Social distancing guidelines – including the face mask mandate and the one metre-plus rule – are set to come to an end in less than two weeks.
Johnson has gambled on trusting the public’s judgement and the “wall of immunity” offered by vaccines, rather than laws that force people to adhere to guidelines.
However, data from the World Health Organization (WHO) shows that over half of the worst 10 Covid hotspots in the whole of Europe are in the UK – suggesting that the prevalence of the Delta variant is further ahead in the UK than the rest of the continent.
The top 10 Covid hotspots in Europe, based on Covid incidences across the last seven days, are:
Tayside, UK: 687 cases
North East, UK: 616 cases
Lothian: 574 cases
Nur-Sultan City, Kazakhstan: 496 cases
Greater Glasgow and Clyde, UK: 490 cases
Cyprus: 424 cases
Fife, UK: 422 cases
North West, UK: 411 cases
Chui, Kyrgyztan: 403 cases
Algarve, Portugal: 361 cases
The data shows that the regions in the UK where cases are at the highest are in the north east of the UK and Scotland.

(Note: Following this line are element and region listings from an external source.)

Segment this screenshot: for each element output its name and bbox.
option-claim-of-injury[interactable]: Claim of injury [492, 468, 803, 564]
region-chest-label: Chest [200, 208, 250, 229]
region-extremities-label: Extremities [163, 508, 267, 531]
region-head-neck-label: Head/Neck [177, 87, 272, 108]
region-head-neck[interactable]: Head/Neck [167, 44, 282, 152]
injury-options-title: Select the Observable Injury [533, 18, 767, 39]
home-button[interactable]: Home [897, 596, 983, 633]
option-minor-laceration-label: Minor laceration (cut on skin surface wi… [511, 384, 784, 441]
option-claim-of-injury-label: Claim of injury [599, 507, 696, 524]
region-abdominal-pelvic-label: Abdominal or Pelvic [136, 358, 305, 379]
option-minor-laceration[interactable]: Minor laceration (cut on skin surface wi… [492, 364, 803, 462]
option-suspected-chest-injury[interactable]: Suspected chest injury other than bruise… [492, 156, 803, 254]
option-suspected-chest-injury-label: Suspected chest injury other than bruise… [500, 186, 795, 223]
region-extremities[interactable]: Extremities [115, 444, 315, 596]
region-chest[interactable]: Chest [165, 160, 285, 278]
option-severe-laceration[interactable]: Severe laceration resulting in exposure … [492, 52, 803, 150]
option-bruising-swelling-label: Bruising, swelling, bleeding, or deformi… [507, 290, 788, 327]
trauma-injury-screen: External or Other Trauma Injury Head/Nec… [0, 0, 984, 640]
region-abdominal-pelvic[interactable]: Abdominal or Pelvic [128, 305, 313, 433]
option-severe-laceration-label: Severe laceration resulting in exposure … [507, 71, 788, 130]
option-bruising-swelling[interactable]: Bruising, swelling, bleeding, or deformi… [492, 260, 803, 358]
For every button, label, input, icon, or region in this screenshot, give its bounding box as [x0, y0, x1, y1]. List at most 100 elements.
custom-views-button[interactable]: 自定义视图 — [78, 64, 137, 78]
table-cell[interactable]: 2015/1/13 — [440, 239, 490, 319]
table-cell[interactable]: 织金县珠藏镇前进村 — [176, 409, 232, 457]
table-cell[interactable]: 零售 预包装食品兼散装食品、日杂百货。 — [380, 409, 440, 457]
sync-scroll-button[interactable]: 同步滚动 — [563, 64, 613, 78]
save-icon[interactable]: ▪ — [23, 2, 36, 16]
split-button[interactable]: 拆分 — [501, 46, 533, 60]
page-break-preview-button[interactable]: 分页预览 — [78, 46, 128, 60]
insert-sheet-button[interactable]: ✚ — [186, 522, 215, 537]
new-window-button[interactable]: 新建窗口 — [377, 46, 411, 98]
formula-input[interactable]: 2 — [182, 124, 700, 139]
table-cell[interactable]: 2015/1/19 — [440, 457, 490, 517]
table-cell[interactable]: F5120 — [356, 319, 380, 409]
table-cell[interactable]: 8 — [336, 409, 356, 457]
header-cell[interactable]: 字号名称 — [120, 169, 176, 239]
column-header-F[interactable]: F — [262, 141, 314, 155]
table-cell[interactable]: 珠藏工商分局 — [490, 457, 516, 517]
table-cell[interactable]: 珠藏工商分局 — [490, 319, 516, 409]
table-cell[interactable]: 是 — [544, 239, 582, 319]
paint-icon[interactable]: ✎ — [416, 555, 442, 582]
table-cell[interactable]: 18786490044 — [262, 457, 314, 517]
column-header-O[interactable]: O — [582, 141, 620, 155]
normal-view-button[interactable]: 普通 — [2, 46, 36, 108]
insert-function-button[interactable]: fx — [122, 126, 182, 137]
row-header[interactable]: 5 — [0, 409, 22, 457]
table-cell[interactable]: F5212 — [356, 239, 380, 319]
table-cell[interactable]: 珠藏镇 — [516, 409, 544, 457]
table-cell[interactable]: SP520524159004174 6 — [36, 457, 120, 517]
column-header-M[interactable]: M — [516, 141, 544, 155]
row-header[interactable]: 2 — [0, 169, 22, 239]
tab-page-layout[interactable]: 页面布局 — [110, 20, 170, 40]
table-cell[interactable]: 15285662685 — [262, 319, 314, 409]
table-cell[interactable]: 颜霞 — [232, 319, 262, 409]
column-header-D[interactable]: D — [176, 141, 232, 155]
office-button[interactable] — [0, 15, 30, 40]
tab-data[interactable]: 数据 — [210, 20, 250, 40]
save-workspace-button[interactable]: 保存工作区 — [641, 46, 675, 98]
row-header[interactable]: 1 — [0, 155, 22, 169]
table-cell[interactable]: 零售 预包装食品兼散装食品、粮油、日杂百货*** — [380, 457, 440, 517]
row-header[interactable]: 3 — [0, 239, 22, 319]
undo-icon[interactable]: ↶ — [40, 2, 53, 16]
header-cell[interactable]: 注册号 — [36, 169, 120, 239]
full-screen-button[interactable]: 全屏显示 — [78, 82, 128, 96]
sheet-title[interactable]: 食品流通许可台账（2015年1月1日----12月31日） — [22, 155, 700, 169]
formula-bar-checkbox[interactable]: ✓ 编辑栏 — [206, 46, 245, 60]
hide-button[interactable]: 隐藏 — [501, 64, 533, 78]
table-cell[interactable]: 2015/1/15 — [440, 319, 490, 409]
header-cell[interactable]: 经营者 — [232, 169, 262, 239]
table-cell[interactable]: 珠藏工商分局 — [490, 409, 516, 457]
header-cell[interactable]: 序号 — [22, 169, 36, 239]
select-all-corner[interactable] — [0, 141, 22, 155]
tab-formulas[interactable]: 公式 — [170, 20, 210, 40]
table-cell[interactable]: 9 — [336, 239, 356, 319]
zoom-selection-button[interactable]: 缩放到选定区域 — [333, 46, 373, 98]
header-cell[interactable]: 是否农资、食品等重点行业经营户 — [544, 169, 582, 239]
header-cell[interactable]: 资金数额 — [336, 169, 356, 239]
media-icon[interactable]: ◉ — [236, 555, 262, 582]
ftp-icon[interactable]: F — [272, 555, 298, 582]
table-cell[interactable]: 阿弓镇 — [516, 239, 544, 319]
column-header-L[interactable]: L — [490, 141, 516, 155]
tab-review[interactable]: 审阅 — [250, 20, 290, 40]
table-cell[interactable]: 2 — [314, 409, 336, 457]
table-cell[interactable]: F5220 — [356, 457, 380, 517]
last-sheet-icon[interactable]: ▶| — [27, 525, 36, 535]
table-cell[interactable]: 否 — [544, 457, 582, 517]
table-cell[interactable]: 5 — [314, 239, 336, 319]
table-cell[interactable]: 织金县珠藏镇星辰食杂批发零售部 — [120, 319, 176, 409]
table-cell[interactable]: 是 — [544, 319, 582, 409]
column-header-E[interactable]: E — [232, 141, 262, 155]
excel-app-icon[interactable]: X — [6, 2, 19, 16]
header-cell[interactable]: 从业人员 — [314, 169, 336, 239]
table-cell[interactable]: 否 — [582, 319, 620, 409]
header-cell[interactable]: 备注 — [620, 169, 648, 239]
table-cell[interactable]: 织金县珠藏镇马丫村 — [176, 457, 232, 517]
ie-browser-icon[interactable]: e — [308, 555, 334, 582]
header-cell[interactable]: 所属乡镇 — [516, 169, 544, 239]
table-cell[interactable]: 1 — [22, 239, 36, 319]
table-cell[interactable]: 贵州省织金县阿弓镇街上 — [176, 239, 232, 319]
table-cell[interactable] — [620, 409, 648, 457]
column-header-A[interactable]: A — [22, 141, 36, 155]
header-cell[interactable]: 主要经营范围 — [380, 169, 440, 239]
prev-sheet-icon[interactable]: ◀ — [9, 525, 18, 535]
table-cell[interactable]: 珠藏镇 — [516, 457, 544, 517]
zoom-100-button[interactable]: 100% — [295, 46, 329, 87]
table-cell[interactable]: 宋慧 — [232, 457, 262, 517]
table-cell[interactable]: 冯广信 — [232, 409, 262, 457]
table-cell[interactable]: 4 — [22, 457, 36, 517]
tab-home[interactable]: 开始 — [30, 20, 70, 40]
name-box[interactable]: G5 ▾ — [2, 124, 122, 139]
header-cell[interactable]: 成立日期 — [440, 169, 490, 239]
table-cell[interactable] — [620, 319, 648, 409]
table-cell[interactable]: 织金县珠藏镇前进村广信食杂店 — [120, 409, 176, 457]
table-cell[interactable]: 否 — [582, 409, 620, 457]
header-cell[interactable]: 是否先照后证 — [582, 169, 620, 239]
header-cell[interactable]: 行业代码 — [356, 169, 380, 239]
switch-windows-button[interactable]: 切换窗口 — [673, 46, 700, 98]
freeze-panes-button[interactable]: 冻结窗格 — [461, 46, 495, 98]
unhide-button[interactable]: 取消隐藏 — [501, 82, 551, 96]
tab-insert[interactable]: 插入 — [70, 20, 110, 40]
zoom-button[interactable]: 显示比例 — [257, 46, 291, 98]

The north east has the highest case number in England (616), but Scotland has four areas in the top 10 (Tayside, Lothian, Greater Glasgow and Clyde and Fife), with a combined total of 2,173 positive test results.

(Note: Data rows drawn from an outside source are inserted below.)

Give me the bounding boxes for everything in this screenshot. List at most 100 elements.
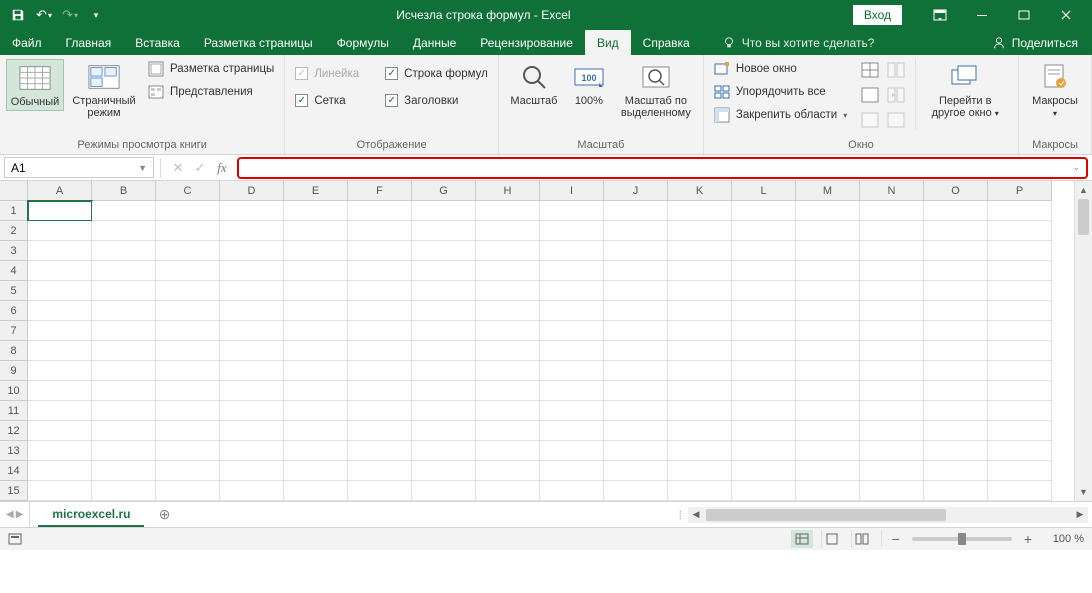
cell[interactable] <box>860 261 924 281</box>
cell[interactable] <box>476 461 540 481</box>
cell[interactable] <box>476 321 540 341</box>
cell[interactable] <box>220 381 284 401</box>
tab-view[interactable]: Вид <box>585 30 631 55</box>
cell[interactable] <box>220 401 284 421</box>
cell[interactable] <box>412 361 476 381</box>
cell[interactable] <box>604 261 668 281</box>
cell[interactable] <box>796 401 860 421</box>
cell[interactable] <box>796 321 860 341</box>
arrange-all-button[interactable]: Упорядочить все <box>710 82 851 102</box>
cell[interactable] <box>540 221 604 241</box>
cell[interactable] <box>92 441 156 461</box>
chevron-down-icon[interactable]: ▼ <box>138 163 147 173</box>
cell[interactable] <box>28 421 92 441</box>
cell[interactable] <box>988 361 1052 381</box>
minimize-button[interactable] <box>962 0 1002 30</box>
cell[interactable] <box>284 441 348 461</box>
split-button[interactable] <box>859 59 881 81</box>
cell[interactable] <box>988 421 1052 441</box>
cell[interactable] <box>860 321 924 341</box>
cell[interactable] <box>92 201 156 221</box>
cell[interactable] <box>92 421 156 441</box>
column-header[interactable]: A <box>28 181 92 201</box>
cell[interactable] <box>284 361 348 381</box>
tab-layout[interactable]: Разметка страницы <box>192 30 325 55</box>
row-header[interactable]: 5 <box>0 281 28 301</box>
cell[interactable] <box>860 361 924 381</box>
cell[interactable] <box>540 321 604 341</box>
cell[interactable] <box>28 441 92 461</box>
cell[interactable] <box>604 241 668 261</box>
row-header[interactable]: 12 <box>0 421 28 441</box>
record-macro-icon[interactable] <box>8 532 24 546</box>
row-header[interactable]: 4 <box>0 261 28 281</box>
cell[interactable] <box>604 281 668 301</box>
cell[interactable] <box>732 341 796 361</box>
cell[interactable] <box>604 401 668 421</box>
tab-formulas[interactable]: Формулы <box>325 30 401 55</box>
cell[interactable] <box>476 341 540 361</box>
cell[interactable] <box>348 361 412 381</box>
cell[interactable] <box>92 301 156 321</box>
cell[interactable] <box>668 481 732 501</box>
cell[interactable] <box>156 481 220 501</box>
switch-windows-button[interactable]: Перейти в другое окно ▾ <box>924 59 1006 122</box>
cell[interactable] <box>668 461 732 481</box>
hide-button[interactable] <box>859 84 881 106</box>
cell[interactable] <box>924 261 988 281</box>
cell[interactable] <box>28 481 92 501</box>
cell[interactable] <box>668 281 732 301</box>
cell[interactable] <box>988 341 1052 361</box>
cell[interactable] <box>348 381 412 401</box>
cell[interactable] <box>860 381 924 401</box>
share-button[interactable]: Поделиться <box>978 30 1092 55</box>
cell[interactable] <box>860 281 924 301</box>
cell[interactable] <box>604 341 668 361</box>
cell[interactable] <box>860 341 924 361</box>
cell[interactable] <box>924 381 988 401</box>
zoom-slider[interactable] <box>912 537 1012 541</box>
cell[interactable] <box>412 401 476 421</box>
cell[interactable] <box>924 461 988 481</box>
column-header[interactable]: J <box>604 181 668 201</box>
column-header[interactable]: E <box>284 181 348 201</box>
cell[interactable] <box>924 321 988 341</box>
cell[interactable] <box>284 321 348 341</box>
cell[interactable] <box>412 421 476 441</box>
cell[interactable] <box>348 281 412 301</box>
cell[interactable] <box>732 221 796 241</box>
cell[interactable] <box>412 341 476 361</box>
cell[interactable] <box>668 361 732 381</box>
gridlines-checkbox[interactable]: ✓ Сетка <box>291 92 363 109</box>
cell[interactable] <box>924 281 988 301</box>
cell[interactable] <box>796 281 860 301</box>
cell[interactable] <box>412 301 476 321</box>
cell[interactable] <box>92 401 156 421</box>
cell[interactable] <box>860 241 924 261</box>
cell[interactable] <box>412 441 476 461</box>
cell[interactable] <box>540 201 604 221</box>
cell[interactable] <box>540 241 604 261</box>
custom-views-button[interactable]: Представления <box>144 82 278 102</box>
cell[interactable] <box>412 381 476 401</box>
cell[interactable] <box>668 301 732 321</box>
cell[interactable] <box>284 241 348 261</box>
cell[interactable] <box>540 421 604 441</box>
formula-input[interactable]: ⌄ <box>237 157 1088 179</box>
cell[interactable] <box>476 421 540 441</box>
cell[interactable] <box>156 201 220 221</box>
cell[interactable] <box>796 421 860 441</box>
cell[interactable] <box>540 281 604 301</box>
sheet-tab[interactable]: microexcel.ru <box>38 502 144 527</box>
column-header[interactable]: N <box>860 181 924 201</box>
cell[interactable] <box>92 481 156 501</box>
column-header[interactable]: I <box>540 181 604 201</box>
cell[interactable] <box>732 421 796 441</box>
cell[interactable] <box>348 221 412 241</box>
cell[interactable] <box>732 301 796 321</box>
scroll-up-icon[interactable]: ▲ <box>1075 181 1092 199</box>
cell[interactable] <box>732 241 796 261</box>
cell[interactable] <box>924 341 988 361</box>
row-header[interactable]: 10 <box>0 381 28 401</box>
cell[interactable] <box>604 361 668 381</box>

With the north west of England also featuring in the top 10, it shows that Covid prevalence is highest in the northern areas of the country, with southern areas not featuring in the top 10 Covid hotspots at all.
While the prime minister has said England’s Covid restrictions are likely to be torn up on 19 July, all but a handful of rules will not be ditched in Scotland until after 9 August.

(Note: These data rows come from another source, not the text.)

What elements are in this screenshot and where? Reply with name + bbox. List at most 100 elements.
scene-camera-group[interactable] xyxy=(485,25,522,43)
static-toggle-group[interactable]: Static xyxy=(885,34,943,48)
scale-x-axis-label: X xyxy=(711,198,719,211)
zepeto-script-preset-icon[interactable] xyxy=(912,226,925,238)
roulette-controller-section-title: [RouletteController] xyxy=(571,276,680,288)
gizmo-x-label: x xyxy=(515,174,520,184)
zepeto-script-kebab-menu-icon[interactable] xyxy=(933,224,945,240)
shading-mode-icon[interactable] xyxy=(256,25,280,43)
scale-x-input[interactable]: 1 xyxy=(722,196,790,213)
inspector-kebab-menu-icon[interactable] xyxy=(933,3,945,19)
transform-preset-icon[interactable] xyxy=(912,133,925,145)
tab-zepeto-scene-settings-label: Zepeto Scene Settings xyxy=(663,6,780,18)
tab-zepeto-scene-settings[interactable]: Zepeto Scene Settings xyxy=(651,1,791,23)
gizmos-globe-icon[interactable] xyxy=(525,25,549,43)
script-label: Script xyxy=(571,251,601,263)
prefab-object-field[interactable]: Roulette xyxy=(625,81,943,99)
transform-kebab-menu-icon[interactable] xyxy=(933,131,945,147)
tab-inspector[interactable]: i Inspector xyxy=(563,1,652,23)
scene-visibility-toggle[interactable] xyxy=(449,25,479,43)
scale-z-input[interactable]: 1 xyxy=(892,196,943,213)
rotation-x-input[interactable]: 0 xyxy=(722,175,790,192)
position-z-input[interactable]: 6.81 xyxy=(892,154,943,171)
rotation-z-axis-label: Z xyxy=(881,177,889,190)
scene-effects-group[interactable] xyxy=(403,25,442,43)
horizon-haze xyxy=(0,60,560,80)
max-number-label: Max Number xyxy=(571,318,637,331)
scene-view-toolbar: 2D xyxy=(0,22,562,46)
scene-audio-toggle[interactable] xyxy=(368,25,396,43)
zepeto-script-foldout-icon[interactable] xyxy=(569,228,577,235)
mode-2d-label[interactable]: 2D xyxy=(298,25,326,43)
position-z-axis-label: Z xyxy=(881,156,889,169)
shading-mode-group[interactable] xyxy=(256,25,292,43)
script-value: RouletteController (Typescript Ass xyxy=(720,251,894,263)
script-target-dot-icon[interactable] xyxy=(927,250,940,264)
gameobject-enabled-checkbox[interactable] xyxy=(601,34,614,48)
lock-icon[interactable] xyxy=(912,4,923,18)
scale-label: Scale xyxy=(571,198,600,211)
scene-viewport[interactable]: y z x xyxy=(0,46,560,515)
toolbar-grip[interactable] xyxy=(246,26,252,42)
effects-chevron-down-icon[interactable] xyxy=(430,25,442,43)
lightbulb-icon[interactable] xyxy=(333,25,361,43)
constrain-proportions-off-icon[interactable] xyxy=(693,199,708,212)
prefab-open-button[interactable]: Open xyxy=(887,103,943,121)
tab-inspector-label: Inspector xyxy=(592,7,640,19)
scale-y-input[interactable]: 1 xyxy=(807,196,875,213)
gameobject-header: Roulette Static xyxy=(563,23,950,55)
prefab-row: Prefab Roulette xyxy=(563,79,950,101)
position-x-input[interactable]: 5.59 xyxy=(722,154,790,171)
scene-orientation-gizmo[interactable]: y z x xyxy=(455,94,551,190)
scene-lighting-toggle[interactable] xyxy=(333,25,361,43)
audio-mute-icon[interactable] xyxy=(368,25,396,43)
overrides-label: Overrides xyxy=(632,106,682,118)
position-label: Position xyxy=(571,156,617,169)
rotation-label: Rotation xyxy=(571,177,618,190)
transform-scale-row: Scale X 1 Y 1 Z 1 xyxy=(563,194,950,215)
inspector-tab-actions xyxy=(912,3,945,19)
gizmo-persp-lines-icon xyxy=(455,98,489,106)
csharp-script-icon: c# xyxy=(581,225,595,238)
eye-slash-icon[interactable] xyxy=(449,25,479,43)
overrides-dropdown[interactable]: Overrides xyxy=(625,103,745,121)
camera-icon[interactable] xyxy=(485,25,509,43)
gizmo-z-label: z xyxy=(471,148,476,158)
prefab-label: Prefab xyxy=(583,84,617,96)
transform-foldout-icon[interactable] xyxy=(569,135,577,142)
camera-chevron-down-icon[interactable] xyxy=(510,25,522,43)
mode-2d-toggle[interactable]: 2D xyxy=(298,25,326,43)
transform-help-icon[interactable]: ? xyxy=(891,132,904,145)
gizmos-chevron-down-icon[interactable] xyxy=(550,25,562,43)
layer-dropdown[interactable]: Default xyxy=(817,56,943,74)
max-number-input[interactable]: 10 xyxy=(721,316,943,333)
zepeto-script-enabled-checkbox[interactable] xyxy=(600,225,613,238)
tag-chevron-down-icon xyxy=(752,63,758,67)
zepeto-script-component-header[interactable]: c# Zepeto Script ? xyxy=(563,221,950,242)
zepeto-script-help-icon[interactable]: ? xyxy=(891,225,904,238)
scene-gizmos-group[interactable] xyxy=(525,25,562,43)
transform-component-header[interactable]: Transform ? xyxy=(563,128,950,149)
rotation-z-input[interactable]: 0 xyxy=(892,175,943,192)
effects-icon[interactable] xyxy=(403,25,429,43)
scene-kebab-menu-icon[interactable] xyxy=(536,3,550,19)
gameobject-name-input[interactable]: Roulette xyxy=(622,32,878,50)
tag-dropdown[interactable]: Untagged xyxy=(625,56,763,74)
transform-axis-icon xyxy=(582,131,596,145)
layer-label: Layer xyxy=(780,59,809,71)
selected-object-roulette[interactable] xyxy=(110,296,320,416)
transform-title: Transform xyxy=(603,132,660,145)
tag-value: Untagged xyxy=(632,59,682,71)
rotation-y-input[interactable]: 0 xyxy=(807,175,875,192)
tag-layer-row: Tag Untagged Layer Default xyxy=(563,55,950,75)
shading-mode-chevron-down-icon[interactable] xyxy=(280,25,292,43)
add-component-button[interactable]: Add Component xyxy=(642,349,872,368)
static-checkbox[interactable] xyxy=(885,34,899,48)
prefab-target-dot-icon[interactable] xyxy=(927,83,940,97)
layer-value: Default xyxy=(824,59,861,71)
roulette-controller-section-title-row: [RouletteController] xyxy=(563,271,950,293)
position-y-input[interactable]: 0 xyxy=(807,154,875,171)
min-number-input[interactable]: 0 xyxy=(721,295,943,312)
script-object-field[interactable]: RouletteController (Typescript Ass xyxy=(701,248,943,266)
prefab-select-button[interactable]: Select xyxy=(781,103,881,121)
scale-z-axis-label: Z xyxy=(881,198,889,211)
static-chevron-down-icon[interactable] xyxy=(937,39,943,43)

However it is hoped the whole of Scotland can be placed into its lowest level of restrictions – Level 0 – on 19 July.
In Wales, an announcement on rules is not expected until 14 July – but ministers have insisted they will not be rushed into a decision about scrapping restrictions.
Baroness Morgan said the Welsh government will be “following the data rather than following the politics” when it considers whether rules can be eased over the next few weeks.
First Minister Mark Drakeford reminded people that changes announced by Johnson “will apply to England only”.
In Northern Ireland, the Stormont Executive is set to review progress on the Pathway out of Restrictions plan at its meeting on Thursday, and consider the sequencing of further relaxations.
Live music was given the green light to return from 5 July and the number of households permitted to meet outdoors at private dwellings increased from three to five, with the maximum number of people remaining at 15.
On Monday chief medical officer Sir Michael McBride said the country had entered a fourth wave and warned cases will increase rapidly as he urged people to keep following public health advice and take up the offer of a vaccine.
Last week, Hans Kluge, the regional director of WHO Europe, said a fourth wave of coronavirus could break out by the autumn.
Speaking as data showed a 10 increase in cases in Europe following weeks of decline, Kluge warned that a new Covid wave could break out before autumn because of “new variants, deficit in vaccine uptake and increased social mixing”.
Despite the data, England’s ‘Freedom Day’ is on course for 19 July – meaning a scrapping of limits on social contact and legal requirements to wear face coverings, while all remaining businesses will be allowed to reopen.
The work from home advice will also be removed, while bars and restaurants will no longer be restricted to table service.
On Wednesday, health secretary Sajid Javid said that from 16 August those who have been double-jabbed will no longer be required to self-isolate if they come into contact with someone who has tested positive for coronavirus.
However, he warned that there could be 100,000 Covid cases a day by the summer as a result of the relaxed restrictions.